Organized on April 30, 1866, for the purpose of uniting the two lines, the Jeffersonville, Madison and Indianapolis Railroad Company (JM&I) absorbed the Indianapolis & Madison the next day, with the Jeffersonville Railroad being officially merged in on June 1 of that same year, upon the filing of the Articles of Consolidation.

On May 22, 1868, the Reno Gang held up the JM&I Railroad train at Marshfield, Scott County, Indiana, and escaped with $90,000 in cash described as being in "new notes." The money was never officially recovered and in today's value, represented more than $2 million.

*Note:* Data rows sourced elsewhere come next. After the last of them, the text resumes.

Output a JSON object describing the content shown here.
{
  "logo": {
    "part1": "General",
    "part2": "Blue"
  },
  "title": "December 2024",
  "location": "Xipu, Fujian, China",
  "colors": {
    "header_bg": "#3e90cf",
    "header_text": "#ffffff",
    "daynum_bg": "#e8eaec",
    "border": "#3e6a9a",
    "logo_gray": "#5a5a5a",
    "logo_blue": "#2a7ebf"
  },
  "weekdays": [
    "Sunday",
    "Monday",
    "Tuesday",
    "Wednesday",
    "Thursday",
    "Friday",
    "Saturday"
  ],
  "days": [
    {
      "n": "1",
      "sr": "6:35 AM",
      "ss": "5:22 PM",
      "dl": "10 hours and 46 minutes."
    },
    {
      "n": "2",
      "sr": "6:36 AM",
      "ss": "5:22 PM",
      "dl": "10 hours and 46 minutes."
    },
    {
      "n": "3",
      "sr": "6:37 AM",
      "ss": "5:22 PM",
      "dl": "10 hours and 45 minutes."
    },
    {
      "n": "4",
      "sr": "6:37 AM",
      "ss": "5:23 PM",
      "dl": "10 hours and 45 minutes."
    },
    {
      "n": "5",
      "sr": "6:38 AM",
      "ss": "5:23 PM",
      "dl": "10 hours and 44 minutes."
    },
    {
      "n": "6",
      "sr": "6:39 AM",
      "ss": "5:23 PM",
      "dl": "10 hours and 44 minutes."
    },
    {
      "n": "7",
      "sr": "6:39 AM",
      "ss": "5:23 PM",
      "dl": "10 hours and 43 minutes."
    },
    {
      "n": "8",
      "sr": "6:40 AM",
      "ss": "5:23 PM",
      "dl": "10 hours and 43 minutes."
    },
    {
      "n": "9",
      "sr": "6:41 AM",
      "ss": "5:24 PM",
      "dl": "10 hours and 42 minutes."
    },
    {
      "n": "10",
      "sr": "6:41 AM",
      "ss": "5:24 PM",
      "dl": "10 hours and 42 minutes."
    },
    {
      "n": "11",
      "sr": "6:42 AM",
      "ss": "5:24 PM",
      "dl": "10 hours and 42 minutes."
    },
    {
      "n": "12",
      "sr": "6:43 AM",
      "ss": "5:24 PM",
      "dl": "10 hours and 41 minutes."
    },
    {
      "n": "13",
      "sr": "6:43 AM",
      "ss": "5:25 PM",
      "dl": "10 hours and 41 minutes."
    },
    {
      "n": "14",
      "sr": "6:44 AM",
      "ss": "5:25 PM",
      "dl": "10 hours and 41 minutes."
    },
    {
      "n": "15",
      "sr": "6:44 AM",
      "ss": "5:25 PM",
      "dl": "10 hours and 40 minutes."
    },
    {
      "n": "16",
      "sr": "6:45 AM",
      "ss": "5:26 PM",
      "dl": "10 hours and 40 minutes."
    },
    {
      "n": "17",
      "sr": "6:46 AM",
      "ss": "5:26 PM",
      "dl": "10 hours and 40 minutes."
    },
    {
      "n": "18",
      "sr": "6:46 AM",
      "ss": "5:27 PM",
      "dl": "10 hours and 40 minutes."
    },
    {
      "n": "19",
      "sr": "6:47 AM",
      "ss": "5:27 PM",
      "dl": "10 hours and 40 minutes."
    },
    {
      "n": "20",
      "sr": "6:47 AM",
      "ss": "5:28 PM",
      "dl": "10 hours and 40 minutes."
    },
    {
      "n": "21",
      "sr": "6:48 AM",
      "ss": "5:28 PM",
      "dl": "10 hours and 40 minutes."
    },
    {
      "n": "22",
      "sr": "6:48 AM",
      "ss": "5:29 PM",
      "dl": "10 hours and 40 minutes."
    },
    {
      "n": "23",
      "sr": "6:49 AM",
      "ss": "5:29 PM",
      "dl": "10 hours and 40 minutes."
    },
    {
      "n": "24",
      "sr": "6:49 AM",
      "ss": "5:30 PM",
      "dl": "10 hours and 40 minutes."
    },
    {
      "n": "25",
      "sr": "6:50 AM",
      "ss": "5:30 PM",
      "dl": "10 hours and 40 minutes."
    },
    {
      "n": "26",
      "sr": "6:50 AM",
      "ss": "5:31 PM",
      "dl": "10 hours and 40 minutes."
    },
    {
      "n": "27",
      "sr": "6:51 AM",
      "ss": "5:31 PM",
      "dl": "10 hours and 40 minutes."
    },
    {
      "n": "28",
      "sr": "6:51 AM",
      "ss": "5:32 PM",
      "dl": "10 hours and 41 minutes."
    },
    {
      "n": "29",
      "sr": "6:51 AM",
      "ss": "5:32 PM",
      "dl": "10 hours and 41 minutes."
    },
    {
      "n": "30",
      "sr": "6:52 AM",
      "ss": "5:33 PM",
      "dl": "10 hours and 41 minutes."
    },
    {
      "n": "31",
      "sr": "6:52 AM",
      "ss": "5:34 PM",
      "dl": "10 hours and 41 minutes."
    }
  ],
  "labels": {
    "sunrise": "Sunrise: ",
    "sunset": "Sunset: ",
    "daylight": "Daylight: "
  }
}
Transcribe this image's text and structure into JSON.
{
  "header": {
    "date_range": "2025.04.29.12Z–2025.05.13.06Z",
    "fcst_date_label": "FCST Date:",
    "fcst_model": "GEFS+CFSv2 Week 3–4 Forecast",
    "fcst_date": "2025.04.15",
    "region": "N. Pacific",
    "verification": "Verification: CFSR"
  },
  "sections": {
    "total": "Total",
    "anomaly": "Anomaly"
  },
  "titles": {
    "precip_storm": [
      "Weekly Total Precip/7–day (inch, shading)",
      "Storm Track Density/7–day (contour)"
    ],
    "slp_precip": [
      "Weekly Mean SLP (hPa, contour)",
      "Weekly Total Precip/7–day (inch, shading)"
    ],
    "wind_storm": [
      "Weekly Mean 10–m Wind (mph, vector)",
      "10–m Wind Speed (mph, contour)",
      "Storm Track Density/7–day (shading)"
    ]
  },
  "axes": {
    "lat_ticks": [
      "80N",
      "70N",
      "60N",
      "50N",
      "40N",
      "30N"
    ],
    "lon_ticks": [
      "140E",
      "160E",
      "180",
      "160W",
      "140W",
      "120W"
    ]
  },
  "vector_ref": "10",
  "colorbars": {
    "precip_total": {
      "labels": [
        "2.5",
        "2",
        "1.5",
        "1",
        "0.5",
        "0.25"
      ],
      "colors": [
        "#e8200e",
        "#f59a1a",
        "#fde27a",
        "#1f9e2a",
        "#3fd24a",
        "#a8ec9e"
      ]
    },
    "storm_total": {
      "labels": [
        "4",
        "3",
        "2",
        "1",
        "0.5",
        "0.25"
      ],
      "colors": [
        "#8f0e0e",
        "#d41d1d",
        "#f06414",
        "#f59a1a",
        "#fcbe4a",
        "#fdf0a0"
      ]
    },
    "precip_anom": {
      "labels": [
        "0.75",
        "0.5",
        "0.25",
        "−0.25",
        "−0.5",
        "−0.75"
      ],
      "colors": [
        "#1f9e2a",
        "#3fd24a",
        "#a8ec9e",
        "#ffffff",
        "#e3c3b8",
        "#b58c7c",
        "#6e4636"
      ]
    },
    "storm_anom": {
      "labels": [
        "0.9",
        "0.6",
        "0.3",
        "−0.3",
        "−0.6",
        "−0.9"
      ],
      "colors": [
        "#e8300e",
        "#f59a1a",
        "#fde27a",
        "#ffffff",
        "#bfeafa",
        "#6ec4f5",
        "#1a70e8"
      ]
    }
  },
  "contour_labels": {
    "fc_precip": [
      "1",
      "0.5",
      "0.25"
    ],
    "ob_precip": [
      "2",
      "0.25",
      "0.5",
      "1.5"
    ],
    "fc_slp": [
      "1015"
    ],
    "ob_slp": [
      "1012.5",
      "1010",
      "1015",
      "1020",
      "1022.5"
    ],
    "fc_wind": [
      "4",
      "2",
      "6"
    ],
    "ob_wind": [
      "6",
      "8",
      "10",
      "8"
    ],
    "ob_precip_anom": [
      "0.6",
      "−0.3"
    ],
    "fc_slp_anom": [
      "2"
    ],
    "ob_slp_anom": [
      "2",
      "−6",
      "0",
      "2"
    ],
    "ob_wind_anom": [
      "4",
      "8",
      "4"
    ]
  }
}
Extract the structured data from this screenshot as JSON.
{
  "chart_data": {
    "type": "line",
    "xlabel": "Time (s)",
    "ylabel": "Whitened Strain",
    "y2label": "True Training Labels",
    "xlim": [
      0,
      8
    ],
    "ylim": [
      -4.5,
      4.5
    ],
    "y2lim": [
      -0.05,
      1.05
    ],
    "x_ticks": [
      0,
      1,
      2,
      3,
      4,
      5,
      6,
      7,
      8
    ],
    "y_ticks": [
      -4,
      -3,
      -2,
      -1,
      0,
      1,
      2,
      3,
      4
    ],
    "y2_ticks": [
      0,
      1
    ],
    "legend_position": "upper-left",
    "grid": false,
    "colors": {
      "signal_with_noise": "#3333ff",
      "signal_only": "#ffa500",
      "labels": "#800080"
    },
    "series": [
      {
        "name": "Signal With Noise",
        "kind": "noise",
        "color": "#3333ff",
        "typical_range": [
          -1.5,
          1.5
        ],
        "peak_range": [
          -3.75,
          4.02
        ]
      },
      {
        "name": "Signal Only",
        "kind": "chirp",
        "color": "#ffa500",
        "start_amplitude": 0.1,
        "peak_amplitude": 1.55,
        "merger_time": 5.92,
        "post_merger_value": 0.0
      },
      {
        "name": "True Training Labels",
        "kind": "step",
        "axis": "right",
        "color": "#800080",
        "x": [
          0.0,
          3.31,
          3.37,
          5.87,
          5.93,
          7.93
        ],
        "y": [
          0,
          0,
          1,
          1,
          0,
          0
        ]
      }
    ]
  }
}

The Scottsburg Depot opened in 1872.[3] It was placed on the National Register of Historic Places in 1991.[4]

References

  1. Hallberg, M. C. (April 24, 2006). "Railroads in North America: Some Historical Facts and An Introduction to an Electronic Database of North American Railroads and Their Evolution".
  2. Netzlof, Robert T. (January 20, 2008). "Corporate Genealogy, Pittsburgh, Cincinnati, Chicago and St. Louis Railway, The Panhandle".
  3. "Indiana State Historic Architectural and Archaeological Research Database (SHAARD)" (Searchable database). Department of Natural Resources, Division of Historic Preservation and Archaeology. Retrieved 2016-07-01. Note: This includes Devon K. Cunningham, II (September 1990). "National Register of Historic Places Inventory Nomination Form: Scottsburg Depot" (PDF). Retrieved 2016-07-01. and Accompanying photographs
  4. National Park Service (2010-07-09). "National Register Information System". National Register of Historic Places. National Park Service.